Speech to text
Supported formats
Korpusomat enables automatic transcription of audio and video recordings into text format. The system supports the following file formats:
.m4a – Apple audio format (MPEG-4 Audio)
.wav – Waveform Audio File Format
.mp3 – MPEG Audio Layer III format
YouTube URL – direct processing of videos from YouTube
Supported languages
The system automatically detects the recording language. Language detection is not correlated with the corpus language and works independently of its settings.

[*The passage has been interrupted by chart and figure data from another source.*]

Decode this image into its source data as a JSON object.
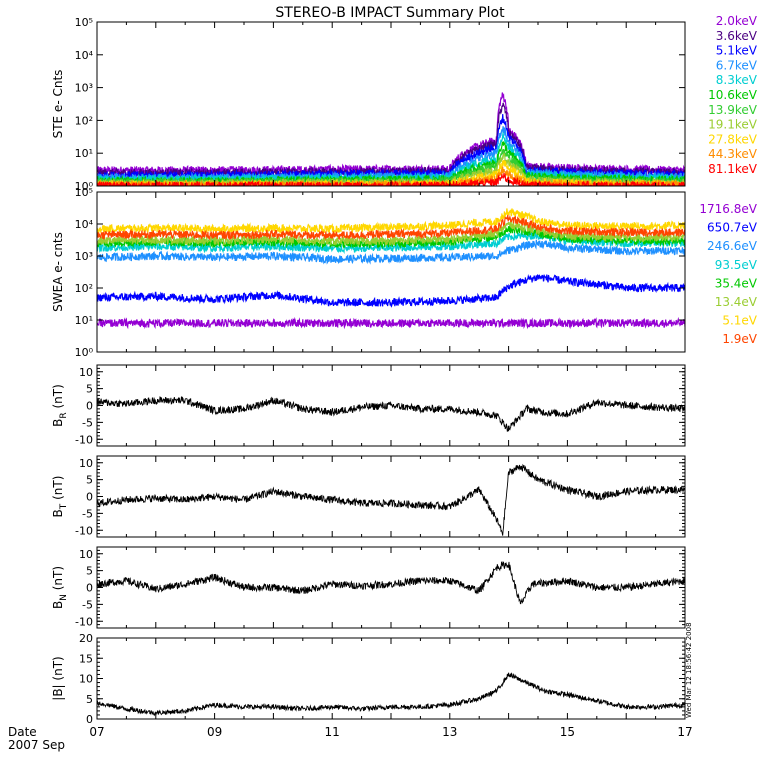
{
  "title": "STEREO-B IMPACT Summary Plot",
  "date_label": "Date",
  "date_sublabel": "2007 Sep",
  "timestamp": "Wed Mar 12 18:56:42 2008",
  "x_ticks": [
    "07",
    "09",
    "11",
    "13",
    "15",
    "17"
  ],
  "x_range_days": [
    7,
    17
  ],
  "chart_data": [
    {
      "type": "line",
      "ylabel": "STE e- Cnts",
      "yscale": "log",
      "ylim": [
        1,
        100000
      ],
      "y_ticks": [
        "10⁰",
        "10¹",
        "10²",
        "10³",
        "10⁴",
        "10⁵"
      ],
      "x": [
        7,
        9,
        11,
        13,
        13.8,
        13.9,
        14,
        14.3,
        15,
        17
      ],
      "series": [
        {
          "name": "2.0keV",
          "color": "#9400d3",
          "values": [
            3,
            3,
            3.2,
            3.3,
            25,
            600,
            50,
            4,
            3.5,
            3
          ]
        },
        {
          "name": "3.6keV",
          "color": "#4b0082",
          "values": [
            2.5,
            2.5,
            2.7,
            2.8,
            20,
            300,
            40,
            3.5,
            3,
            2.5
          ]
        },
        {
          "name": "5.1keV",
          "color": "#0000ff",
          "values": [
            2.1,
            2.1,
            2.3,
            2.4,
            15,
            120,
            30,
            3,
            2.6,
            2.2
          ]
        },
        {
          "name": "6.7keV",
          "color": "#1e90ff",
          "values": [
            1.8,
            1.8,
            1.9,
            2,
            10,
            60,
            20,
            2.6,
            2.2,
            1.9
          ]
        },
        {
          "name": "8.3keV",
          "color": "#00ced1",
          "values": [
            1.6,
            1.6,
            1.7,
            1.8,
            7,
            35,
            15,
            2.3,
            2,
            1.7
          ]
        },
        {
          "name": "10.6keV",
          "color": "#00c800",
          "values": [
            1.4,
            1.4,
            1.5,
            1.6,
            5,
            20,
            10,
            2,
            1.7,
            1.5
          ]
        },
        {
          "name": "13.9keV",
          "color": "#32cd32",
          "values": [
            1.3,
            1.3,
            1.35,
            1.4,
            4,
            12,
            7,
            1.7,
            1.5,
            1.3
          ]
        },
        {
          "name": "19.1keV",
          "color": "#9acd32",
          "values": [
            1.2,
            1.2,
            1.25,
            1.3,
            3,
            8,
            5,
            1.5,
            1.35,
            1.2
          ]
        },
        {
          "name": "27.8keV",
          "color": "#ffd700",
          "values": [
            1.1,
            1.1,
            1.12,
            1.15,
            2.2,
            5,
            3.5,
            1.3,
            1.2,
            1.1
          ]
        },
        {
          "name": "44.3keV",
          "color": "#ff8c00",
          "values": [
            1.05,
            1.05,
            1.06,
            1.08,
            1.6,
            3,
            2.2,
            1.15,
            1.1,
            1.05
          ]
        },
        {
          "name": "81.1keV",
          "color": "#ff0000",
          "values": [
            1.02,
            1.02,
            1.02,
            1.03,
            1.3,
            2,
            1.5,
            1.05,
            1.03,
            1.02
          ]
        }
      ]
    },
    {
      "type": "line",
      "ylabel": "SWEA e- cnts",
      "yscale": "log",
      "ylim": [
        1,
        100000
      ],
      "y_ticks": [
        "10⁰",
        "10¹",
        "10²",
        "10³",
        "10⁴",
        "10⁵"
      ],
      "x": [
        7,
        8,
        9,
        10,
        11,
        12,
        13,
        13.8,
        14,
        14.5,
        15,
        16,
        17
      ],
      "series": [
        {
          "name": "1716.8eV",
          "color": "#9400d3",
          "values": [
            8,
            8,
            8,
            8,
            8,
            8,
            8,
            8,
            8,
            8,
            8,
            8,
            8
          ]
        },
        {
          "name": "650.7eV",
          "color": "#0000ff",
          "values": [
            50,
            55,
            45,
            60,
            35,
            35,
            40,
            50,
            110,
            220,
            160,
            100,
            100
          ]
        },
        {
          "name": "246.6eV",
          "color": "#1e90ff",
          "values": [
            900,
            1000,
            900,
            1000,
            800,
            850,
            900,
            1000,
            1500,
            2500,
            1800,
            1400,
            1500
          ]
        },
        {
          "name": "93.5eV",
          "color": "#00ced1",
          "values": [
            1800,
            2000,
            1800,
            2000,
            1700,
            1800,
            2000,
            2500,
            4000,
            4500,
            3000,
            2500,
            2500
          ]
        },
        {
          "name": "35.4eV",
          "color": "#00c800",
          "values": [
            2500,
            2800,
            2500,
            2800,
            2400,
            2500,
            2800,
            4000,
            7000,
            5000,
            3500,
            3000,
            3000
          ]
        },
        {
          "name": "13.4eV",
          "color": "#9acd32",
          "values": [
            3000,
            3200,
            3000,
            3300,
            2900,
            3000,
            3300,
            5000,
            10000,
            6000,
            4200,
            3800,
            3800
          ]
        },
        {
          "name": "5.1eV",
          "color": "#ffd700",
          "values": [
            7000,
            7500,
            7000,
            7500,
            7000,
            8000,
            9000,
            12000,
            25000,
            12000,
            9000,
            8500,
            9000
          ]
        },
        {
          "name": "1.9eV",
          "color": "#ff4500",
          "values": [
            4500,
            4800,
            4500,
            4800,
            4400,
            4800,
            5200,
            7000,
            15000,
            8000,
            6000,
            5500,
            5500
          ]
        }
      ]
    },
    {
      "type": "line",
      "ylabel": "B_R (nT)",
      "ylabel_main": "B",
      "ylabel_sub": "R",
      "ylabel_unit": " (nT)",
      "ylim": [
        -12,
        12
      ],
      "y_ticks": [
        "-10",
        "-5",
        "0",
        "5",
        "10"
      ],
      "y_tick_values": [
        -10,
        -5,
        0,
        5,
        10
      ],
      "x": [
        7,
        7.5,
        8,
        8.5,
        9,
        9.5,
        10,
        10.5,
        11,
        11.5,
        12,
        12.5,
        13,
        13.5,
        13.8,
        14,
        14.3,
        14.6,
        15,
        15.5,
        16,
        16.5,
        17
      ],
      "series": [
        {
          "name": "",
          "color": "#000000",
          "values": [
            1,
            0.5,
            1.5,
            1.5,
            -1.5,
            -1,
            1.5,
            -1,
            -2,
            -0.5,
            0,
            -1,
            -1,
            -2,
            -3,
            -7,
            -1,
            -2,
            -2.5,
            1,
            0,
            -0.5,
            -1
          ]
        }
      ]
    },
    {
      "type": "line",
      "ylabel": "B_T (nT)",
      "ylabel_main": "B",
      "ylabel_sub": "T",
      "ylabel_unit": " (nT)",
      "ylim": [
        -12,
        12
      ],
      "y_ticks": [
        "-10",
        "-5",
        "0",
        "5",
        "10"
      ],
      "y_tick_values": [
        -10,
        -5,
        0,
        5,
        10
      ],
      "x": [
        7,
        7.5,
        8,
        8.5,
        9,
        9.5,
        10,
        10.5,
        11,
        11.5,
        12,
        12.5,
        13,
        13.5,
        13.8,
        13.9,
        14,
        14.2,
        14.5,
        15,
        15.5,
        16,
        16.5,
        17
      ],
      "series": [
        {
          "name": "",
          "color": "#000000",
          "values": [
            -2,
            -1,
            -0.5,
            -1,
            0,
            -1,
            1.5,
            0,
            -1,
            -2,
            -2,
            -2.5,
            -3,
            2,
            -7,
            -11,
            7,
            9,
            5,
            2,
            0,
            1.5,
            2,
            2
          ]
        }
      ]
    },
    {
      "type": "line",
      "ylabel": "B_N (nT)",
      "ylabel_main": "B",
      "ylabel_sub": "N",
      "ylabel_unit": " (nT)",
      "ylim": [
        -12,
        12
      ],
      "y_ticks": [
        "-10",
        "-5",
        "0",
        "5",
        "10"
      ],
      "y_tick_values": [
        -10,
        -5,
        0,
        5,
        10
      ],
      "x": [
        7,
        7.5,
        8,
        8.5,
        9,
        9.5,
        10,
        10.5,
        11,
        11.5,
        12,
        12.5,
        13,
        13.5,
        13.8,
        14,
        14.2,
        14.4,
        15,
        15.5,
        16,
        16.5,
        17
      ],
      "series": [
        {
          "name": "",
          "color": "#000000",
          "values": [
            1,
            2,
            -0.5,
            1,
            3,
            0,
            0,
            -1,
            1,
            0.5,
            1,
            2,
            2,
            -1,
            6,
            7,
            -5,
            1,
            2,
            0,
            0,
            1,
            2
          ]
        }
      ]
    },
    {
      "type": "line",
      "ylabel": "|B| (nT)",
      "ylim": [
        0,
        20
      ],
      "y_ticks": [
        "0",
        "5",
        "10",
        "15",
        "20"
      ],
      "y_tick_values": [
        0,
        5,
        10,
        15,
        20
      ],
      "x": [
        7,
        7.5,
        8,
        8.5,
        9,
        9.5,
        10,
        10.5,
        11,
        11.5,
        12,
        12.5,
        13,
        13.5,
        13.8,
        14,
        14.3,
        14.6,
        15,
        15.5,
        16,
        16.5,
        17
      ],
      "series": [
        {
          "name": "",
          "color": "#000000",
          "values": [
            4,
            2.5,
            1.5,
            2,
            3.5,
            3,
            3,
            2.5,
            3,
            2.5,
            3,
            3,
            3.5,
            5,
            7,
            11,
            9,
            7,
            6,
            4.5,
            3,
            3,
            3.5
          ]
        }
      ]
    }
  ]
}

Full list of supported languages (100 languages):
English |
Chinese |
German |
Spanish |
Russian |
Korean |
French |
Japanese |
Portuguese |
Turkish |
Polish |
Catalan |
Dutch |
Arabic |
Swedish |
Italian |
Indonesian |
Hindi |
Finnish |
Vietnamese |
Hebrew |
Ukrainian |
Greek |
Malay |
Czech |
Romanian |
Danish |
Hungarian |
Tamil |
Norwegian |
Thai |
Urdu |
Croatian |
Bulgarian |
Lithuanian |
Latin |
Maori |
Malayalam |
Welsh |
Slovak |
Telugu |
Persian |
Latvian |
Bengali |
Serbian |
Azerbaijani |
Slovenian |
Kannada |
Estonian |
Macedonian |
Breton |
Basque |
Icelandic |
Armenian |
Nepali |
Mongolian |
Bosnian |
Kazakh |
Albanian |
Swahili |
Galician |
Marathi |
Punjabi |
Sinhala |
Khmer |
Shona |
Yoruba |
Somali |
Afrikaans |
Occitan |
Georgian |
Belarusian |
Tajik |
Sindhi |
Gujarati |
Amharic |
Yiddish |
Lao |
Uzbek |
Faroese |
Haitian creole |
Pashto |
Turkmen |
Nynorsk |
Maltese |
Sanskrit |
Luxembourgish |
Myanmar |
Tibetan |
Tagalog |
Malagasy |
Assamese |
Tatar |
Hawaiian |
Lingala |
Hausa |
Bashkir |
Javanese |
Sundanese |
Cantonese |
Tutorial
First, you need to click the Pobierz (Download) button.
Next, fill in the metadata fields. Some of them (Title, Author, Date) can be autofilled.
After the transcription is complete, it is possible to edit the text by clicking the Edytuj tekst (Edit text) button.